Yalanlayanların o gün vay haline!
"Bu hüküm verip,
ayırdetme günüdür." Yani onlara: İşte bugün, insanlar arasında hüküm
verilecek ve böylelikle kimin haklı, kimin haksız olduğu açıkça ortaya
çıkarılacak bir gündür.
"Sizi de,
evvelkileri de toplamışızdır" buyruğu hakkında İbn Abbas dedi ki: Muhammed
(s.a.v.)'i yalanlayanlar ile ondan önceki peygamberleri yalanlayanları bir
araya getirmiş olacaktır.

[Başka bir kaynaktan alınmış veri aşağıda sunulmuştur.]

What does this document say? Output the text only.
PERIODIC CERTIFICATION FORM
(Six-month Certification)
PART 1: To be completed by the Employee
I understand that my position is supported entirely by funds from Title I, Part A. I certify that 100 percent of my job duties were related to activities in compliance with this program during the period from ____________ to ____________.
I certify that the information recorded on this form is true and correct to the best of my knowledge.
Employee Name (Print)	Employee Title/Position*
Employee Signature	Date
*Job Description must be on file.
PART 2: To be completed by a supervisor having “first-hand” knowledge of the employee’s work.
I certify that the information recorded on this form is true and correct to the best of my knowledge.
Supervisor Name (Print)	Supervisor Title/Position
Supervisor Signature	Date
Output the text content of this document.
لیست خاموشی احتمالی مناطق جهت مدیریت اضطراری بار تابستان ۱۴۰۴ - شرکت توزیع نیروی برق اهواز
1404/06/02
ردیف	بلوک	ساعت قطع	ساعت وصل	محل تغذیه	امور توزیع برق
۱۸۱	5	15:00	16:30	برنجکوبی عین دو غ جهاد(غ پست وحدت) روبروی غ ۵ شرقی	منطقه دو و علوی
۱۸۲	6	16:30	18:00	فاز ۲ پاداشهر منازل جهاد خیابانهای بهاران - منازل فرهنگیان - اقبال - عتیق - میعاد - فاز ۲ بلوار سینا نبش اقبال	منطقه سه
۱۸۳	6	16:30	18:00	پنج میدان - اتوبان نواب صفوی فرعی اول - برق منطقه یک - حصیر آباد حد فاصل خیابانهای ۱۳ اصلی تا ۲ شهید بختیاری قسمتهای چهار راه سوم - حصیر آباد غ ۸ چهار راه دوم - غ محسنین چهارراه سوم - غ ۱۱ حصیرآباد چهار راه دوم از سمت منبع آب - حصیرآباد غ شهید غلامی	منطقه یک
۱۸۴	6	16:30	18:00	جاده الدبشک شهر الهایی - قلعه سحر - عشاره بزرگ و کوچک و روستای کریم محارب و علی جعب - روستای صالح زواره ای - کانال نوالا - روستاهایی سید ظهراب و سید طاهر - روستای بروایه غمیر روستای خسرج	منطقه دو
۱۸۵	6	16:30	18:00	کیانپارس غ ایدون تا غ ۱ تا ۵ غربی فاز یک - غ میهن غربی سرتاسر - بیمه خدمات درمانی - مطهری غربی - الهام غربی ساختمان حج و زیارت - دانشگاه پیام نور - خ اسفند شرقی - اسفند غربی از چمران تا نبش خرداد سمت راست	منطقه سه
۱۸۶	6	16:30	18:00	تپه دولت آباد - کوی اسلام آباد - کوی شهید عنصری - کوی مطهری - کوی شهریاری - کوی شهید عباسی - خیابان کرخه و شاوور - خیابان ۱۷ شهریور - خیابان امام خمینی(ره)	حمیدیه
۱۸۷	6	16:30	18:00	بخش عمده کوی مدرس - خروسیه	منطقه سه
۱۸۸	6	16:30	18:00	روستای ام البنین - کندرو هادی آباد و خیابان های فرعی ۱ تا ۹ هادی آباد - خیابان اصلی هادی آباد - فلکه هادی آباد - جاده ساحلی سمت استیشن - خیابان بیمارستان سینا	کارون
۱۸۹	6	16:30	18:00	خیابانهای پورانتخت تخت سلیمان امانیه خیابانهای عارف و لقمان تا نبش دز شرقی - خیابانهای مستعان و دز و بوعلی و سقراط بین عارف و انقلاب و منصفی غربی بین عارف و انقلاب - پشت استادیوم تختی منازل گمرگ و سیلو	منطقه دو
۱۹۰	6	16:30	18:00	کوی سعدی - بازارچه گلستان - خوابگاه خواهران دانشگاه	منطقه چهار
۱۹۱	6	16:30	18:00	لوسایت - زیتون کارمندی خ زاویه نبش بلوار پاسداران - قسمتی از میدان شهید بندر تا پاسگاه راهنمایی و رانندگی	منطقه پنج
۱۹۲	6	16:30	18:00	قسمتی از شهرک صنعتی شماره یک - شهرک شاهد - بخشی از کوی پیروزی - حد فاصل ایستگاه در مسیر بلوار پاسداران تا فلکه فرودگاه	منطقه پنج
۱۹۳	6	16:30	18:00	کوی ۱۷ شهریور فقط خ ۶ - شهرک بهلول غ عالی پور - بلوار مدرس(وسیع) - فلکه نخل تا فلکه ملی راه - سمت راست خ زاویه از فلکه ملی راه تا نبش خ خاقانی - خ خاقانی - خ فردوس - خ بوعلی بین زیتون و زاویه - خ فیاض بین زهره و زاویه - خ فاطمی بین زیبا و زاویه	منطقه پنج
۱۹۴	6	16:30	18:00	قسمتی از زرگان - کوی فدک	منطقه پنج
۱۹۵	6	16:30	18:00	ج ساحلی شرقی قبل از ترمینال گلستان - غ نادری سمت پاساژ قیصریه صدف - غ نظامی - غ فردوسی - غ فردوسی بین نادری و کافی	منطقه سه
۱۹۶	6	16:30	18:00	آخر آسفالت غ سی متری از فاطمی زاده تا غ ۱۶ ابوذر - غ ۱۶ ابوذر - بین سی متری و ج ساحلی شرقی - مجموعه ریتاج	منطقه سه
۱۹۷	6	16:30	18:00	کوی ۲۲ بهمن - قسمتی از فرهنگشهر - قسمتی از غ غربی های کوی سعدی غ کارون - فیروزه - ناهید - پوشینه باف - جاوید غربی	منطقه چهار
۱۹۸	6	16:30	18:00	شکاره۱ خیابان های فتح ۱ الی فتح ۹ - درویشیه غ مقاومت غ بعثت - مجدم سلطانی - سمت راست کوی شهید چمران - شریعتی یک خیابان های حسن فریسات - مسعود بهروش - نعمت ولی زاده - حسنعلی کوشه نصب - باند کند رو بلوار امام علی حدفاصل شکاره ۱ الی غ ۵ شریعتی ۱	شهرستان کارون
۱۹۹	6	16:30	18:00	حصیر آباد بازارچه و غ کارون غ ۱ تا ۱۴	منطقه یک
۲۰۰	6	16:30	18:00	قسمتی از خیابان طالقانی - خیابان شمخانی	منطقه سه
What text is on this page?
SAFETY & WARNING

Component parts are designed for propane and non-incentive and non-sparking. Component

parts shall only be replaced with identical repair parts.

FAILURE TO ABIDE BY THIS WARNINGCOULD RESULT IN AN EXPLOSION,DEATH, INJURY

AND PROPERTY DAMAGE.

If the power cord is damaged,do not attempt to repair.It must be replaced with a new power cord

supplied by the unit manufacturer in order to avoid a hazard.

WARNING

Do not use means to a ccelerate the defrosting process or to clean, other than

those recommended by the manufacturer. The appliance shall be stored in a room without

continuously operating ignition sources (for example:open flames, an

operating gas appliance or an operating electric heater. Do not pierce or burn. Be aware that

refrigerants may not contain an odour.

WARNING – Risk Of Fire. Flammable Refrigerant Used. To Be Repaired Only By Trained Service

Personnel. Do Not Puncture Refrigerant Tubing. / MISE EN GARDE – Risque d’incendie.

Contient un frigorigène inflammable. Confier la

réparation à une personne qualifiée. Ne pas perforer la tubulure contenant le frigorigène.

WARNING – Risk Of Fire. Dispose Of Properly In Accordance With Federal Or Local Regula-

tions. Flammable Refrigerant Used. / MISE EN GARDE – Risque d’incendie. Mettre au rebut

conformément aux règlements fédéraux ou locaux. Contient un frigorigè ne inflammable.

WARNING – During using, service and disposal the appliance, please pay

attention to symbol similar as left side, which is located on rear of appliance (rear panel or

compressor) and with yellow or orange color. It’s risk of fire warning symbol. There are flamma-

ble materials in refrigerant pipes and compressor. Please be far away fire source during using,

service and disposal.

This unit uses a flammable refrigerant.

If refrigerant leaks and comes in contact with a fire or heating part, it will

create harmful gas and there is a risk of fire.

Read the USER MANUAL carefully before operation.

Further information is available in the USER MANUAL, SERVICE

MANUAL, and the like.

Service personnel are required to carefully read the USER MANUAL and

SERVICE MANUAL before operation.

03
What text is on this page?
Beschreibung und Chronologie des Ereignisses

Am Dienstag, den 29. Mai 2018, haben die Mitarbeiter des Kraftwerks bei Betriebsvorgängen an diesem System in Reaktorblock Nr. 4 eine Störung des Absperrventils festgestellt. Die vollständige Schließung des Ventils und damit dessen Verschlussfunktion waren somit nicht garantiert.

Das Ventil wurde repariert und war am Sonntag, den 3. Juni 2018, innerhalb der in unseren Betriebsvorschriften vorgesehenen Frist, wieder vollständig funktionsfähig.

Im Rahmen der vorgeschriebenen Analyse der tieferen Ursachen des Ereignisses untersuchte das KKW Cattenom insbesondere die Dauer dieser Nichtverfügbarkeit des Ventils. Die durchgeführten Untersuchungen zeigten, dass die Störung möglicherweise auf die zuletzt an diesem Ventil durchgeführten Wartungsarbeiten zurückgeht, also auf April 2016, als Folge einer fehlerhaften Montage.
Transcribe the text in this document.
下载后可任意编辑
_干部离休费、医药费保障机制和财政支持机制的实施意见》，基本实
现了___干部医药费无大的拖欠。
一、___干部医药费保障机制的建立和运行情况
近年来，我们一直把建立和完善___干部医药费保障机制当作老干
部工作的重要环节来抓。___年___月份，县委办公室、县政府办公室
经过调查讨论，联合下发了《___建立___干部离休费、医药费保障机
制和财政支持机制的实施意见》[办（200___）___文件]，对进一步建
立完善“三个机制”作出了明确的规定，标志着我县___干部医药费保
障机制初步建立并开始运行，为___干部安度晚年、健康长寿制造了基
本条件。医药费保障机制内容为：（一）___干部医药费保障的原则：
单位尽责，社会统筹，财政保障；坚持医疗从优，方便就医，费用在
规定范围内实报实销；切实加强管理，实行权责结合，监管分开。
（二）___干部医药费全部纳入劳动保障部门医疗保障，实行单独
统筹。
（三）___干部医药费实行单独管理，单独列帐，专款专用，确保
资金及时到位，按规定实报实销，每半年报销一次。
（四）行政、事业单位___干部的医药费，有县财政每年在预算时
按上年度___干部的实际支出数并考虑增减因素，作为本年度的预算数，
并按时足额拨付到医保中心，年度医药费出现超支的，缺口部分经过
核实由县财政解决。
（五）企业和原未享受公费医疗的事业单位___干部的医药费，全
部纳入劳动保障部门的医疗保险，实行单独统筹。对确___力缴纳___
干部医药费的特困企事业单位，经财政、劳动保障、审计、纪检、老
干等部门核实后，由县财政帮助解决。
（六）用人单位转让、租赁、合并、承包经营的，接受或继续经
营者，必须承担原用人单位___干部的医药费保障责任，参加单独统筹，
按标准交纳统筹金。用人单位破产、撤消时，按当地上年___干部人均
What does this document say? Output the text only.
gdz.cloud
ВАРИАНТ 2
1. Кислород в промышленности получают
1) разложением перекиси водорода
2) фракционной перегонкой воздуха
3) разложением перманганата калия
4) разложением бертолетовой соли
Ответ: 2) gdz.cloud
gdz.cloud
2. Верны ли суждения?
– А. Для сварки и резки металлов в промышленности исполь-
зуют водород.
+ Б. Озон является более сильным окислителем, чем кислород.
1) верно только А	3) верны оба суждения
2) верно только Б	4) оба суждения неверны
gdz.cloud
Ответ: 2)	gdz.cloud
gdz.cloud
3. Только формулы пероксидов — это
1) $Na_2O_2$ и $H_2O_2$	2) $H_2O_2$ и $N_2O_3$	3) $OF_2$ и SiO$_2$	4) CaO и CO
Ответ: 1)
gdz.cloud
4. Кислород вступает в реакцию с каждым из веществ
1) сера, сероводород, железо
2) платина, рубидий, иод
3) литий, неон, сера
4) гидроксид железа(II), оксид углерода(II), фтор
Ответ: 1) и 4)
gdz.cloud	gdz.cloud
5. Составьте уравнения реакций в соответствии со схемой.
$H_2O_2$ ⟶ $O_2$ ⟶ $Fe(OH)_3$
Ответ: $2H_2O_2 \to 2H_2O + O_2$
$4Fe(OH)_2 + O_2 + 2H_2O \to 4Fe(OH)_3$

Bunu, İbn Abbas'tan ed-Dahhak rivayet etmiştir.
"Eğer bir hileniz
var ise" helak edilmekten kurtuluş çareniz varsa "hemen Bana bu
hileyi yapın." Kendi lehinize bu hileyi (çareyi) uygulayın ve Bana karşı
güç sahibi olun. Fakat buna asla imkanı bulamayacaksınız.
Şöyle de açıklanmıştır;
"Eğer bir hileniz var ise" savaşabilecek gücünüz varsa "hemen
Bana bu hileyi yapın" Benimle savaşın. ed-Dahhak, İbn Abbass'tan böyle
rivayet etmiştir. Dedi ki: Sizler dünyada iken Muhammed (s.a.v.) karşı
savaşarak Bana karşı da savaş veriyordunuz. Haydi bugün Bana karşı savaşınız.
Bir diğer açıklama da
şöyledir: Sizler dünyada iken isyanlar ediyordunuz.
Şimdi ise onları
yapamayacak duruma düştünüz, kendinizi savunamayacak hale geldiniz.
Şöyle de açıklanmıştır:
Bu, Peygamber (s.a.v.)'ın söylediği bir sözdür. O takdirde bu Hud (a.s)'ın:
"Artık hepiniz bana tuzak kurun. Bundan sonra bana bir mühlet de
vermeyin" (Hud, 55) şeklindeki sözlerine benzer.